Eating nuts can be a good way of lowering total cholesterol and reducing the risk of cardiovascular disease, says Cynthia Goody, PhD, assistant professor and nutritionist in the College of Allied Health Sciences.

The trick, says Dr. Goody, is not to eat too many of them.

Numerous plant foods lower the risk of cardiovascular disease by lowering cholesterol, low-density lipoproteins (LDL or "bad" cholesterol) and triglycerides (blood fat)-while increasing high-density lipoproteins (HDL or "good" cholesterol).

These foods include oats, garlic, soybeans ... and nuts

Their beneficial effect is probably due in part to their high monounsaturated fat and vitamin E content, says Dr. Goody, but "phytochemicals" could also play a role. These are substances in plants that protect the body's cells from damage that could cause cancer or heart disease.
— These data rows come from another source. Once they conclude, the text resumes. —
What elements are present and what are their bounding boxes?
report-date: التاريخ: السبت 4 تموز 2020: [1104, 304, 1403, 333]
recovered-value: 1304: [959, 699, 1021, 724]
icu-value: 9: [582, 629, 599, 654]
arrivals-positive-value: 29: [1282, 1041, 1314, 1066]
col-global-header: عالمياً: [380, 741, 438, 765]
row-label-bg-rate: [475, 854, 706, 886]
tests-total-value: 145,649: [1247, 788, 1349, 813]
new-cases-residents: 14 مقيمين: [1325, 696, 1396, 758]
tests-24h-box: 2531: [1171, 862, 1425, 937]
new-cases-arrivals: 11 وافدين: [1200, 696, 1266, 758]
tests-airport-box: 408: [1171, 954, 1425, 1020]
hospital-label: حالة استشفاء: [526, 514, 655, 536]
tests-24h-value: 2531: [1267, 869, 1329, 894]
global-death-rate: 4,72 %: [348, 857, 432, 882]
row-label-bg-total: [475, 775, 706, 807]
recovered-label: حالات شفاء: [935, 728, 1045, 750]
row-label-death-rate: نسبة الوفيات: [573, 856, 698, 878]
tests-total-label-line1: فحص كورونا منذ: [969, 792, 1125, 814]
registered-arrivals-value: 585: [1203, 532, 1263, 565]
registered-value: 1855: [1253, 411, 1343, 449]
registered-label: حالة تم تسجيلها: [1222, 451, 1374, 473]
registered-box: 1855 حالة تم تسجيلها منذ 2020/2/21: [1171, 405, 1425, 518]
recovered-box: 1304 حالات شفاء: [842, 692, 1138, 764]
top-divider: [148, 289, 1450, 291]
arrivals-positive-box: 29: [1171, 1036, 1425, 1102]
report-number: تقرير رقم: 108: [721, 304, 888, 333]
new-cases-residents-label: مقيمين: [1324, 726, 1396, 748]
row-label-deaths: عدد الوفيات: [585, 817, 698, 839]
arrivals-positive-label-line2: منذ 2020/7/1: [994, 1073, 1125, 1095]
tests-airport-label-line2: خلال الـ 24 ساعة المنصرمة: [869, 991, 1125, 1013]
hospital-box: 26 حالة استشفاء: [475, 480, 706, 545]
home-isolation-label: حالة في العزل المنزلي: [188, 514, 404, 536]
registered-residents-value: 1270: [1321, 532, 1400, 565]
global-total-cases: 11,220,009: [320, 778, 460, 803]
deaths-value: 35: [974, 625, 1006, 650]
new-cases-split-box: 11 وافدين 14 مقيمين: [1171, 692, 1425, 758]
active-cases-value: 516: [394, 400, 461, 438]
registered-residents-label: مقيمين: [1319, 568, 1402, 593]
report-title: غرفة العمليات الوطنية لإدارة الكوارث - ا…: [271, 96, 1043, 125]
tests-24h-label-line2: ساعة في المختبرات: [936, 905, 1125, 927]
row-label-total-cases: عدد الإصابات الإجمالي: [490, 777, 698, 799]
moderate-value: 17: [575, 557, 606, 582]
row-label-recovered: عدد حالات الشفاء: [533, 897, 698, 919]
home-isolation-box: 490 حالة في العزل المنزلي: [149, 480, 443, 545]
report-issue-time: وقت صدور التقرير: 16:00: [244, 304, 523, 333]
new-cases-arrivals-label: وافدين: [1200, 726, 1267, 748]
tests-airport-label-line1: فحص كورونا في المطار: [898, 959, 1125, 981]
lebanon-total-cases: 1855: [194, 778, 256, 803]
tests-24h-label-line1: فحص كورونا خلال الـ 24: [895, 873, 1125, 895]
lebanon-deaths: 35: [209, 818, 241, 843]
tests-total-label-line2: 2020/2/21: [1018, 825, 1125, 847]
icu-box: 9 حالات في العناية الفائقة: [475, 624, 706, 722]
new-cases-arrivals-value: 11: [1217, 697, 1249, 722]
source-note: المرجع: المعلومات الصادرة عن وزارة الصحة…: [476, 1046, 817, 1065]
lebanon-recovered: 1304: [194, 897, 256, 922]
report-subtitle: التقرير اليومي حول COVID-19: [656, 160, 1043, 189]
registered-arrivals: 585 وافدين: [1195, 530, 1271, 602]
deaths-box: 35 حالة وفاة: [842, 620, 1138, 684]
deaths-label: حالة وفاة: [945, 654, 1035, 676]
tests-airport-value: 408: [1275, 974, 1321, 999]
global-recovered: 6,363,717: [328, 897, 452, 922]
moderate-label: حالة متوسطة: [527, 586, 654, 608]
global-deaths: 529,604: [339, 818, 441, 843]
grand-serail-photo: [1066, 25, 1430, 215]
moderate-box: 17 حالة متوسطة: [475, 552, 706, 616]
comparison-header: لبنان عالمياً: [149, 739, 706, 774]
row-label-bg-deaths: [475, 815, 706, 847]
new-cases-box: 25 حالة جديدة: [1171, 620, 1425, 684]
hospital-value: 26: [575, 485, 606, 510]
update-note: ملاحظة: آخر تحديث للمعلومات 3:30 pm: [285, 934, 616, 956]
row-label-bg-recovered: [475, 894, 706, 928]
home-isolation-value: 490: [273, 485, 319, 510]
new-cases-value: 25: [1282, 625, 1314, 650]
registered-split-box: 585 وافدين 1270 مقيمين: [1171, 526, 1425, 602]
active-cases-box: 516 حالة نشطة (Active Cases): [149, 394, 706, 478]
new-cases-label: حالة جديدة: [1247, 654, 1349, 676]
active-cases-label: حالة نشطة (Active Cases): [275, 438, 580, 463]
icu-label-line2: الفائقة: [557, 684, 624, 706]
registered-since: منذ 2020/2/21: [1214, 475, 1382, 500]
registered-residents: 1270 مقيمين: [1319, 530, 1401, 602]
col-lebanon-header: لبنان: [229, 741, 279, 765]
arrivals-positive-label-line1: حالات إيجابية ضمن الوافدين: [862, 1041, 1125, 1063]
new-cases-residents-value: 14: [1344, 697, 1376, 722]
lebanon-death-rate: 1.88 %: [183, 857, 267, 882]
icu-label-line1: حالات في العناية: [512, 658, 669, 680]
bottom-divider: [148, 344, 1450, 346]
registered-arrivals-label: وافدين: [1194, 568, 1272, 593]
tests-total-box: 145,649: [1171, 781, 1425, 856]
Research shows a variety of tree nuts, such as walnuts and almonds, significantly reduce total blood cholesterol and LDL when eaten as part of a diet low in saturated fat and cholesterol. Peanuts also contain phytochemicals that may aid in reducing cardiovascular disease.

To enjoy the health benefits of nuts, however, they must be eaten in "moderate" amounts (1-2 oz/day, about the size of four dice). Eat only a small handful of mixed nuts as a snack, sprinkle walnuts on top of spinach salad, or mix almonds with cereal and berries.

So go nuts ... but don't go crazy, Dr. Goody warns. A cup of nuts, she points out, is equal in calories to 64 cups of popcorn!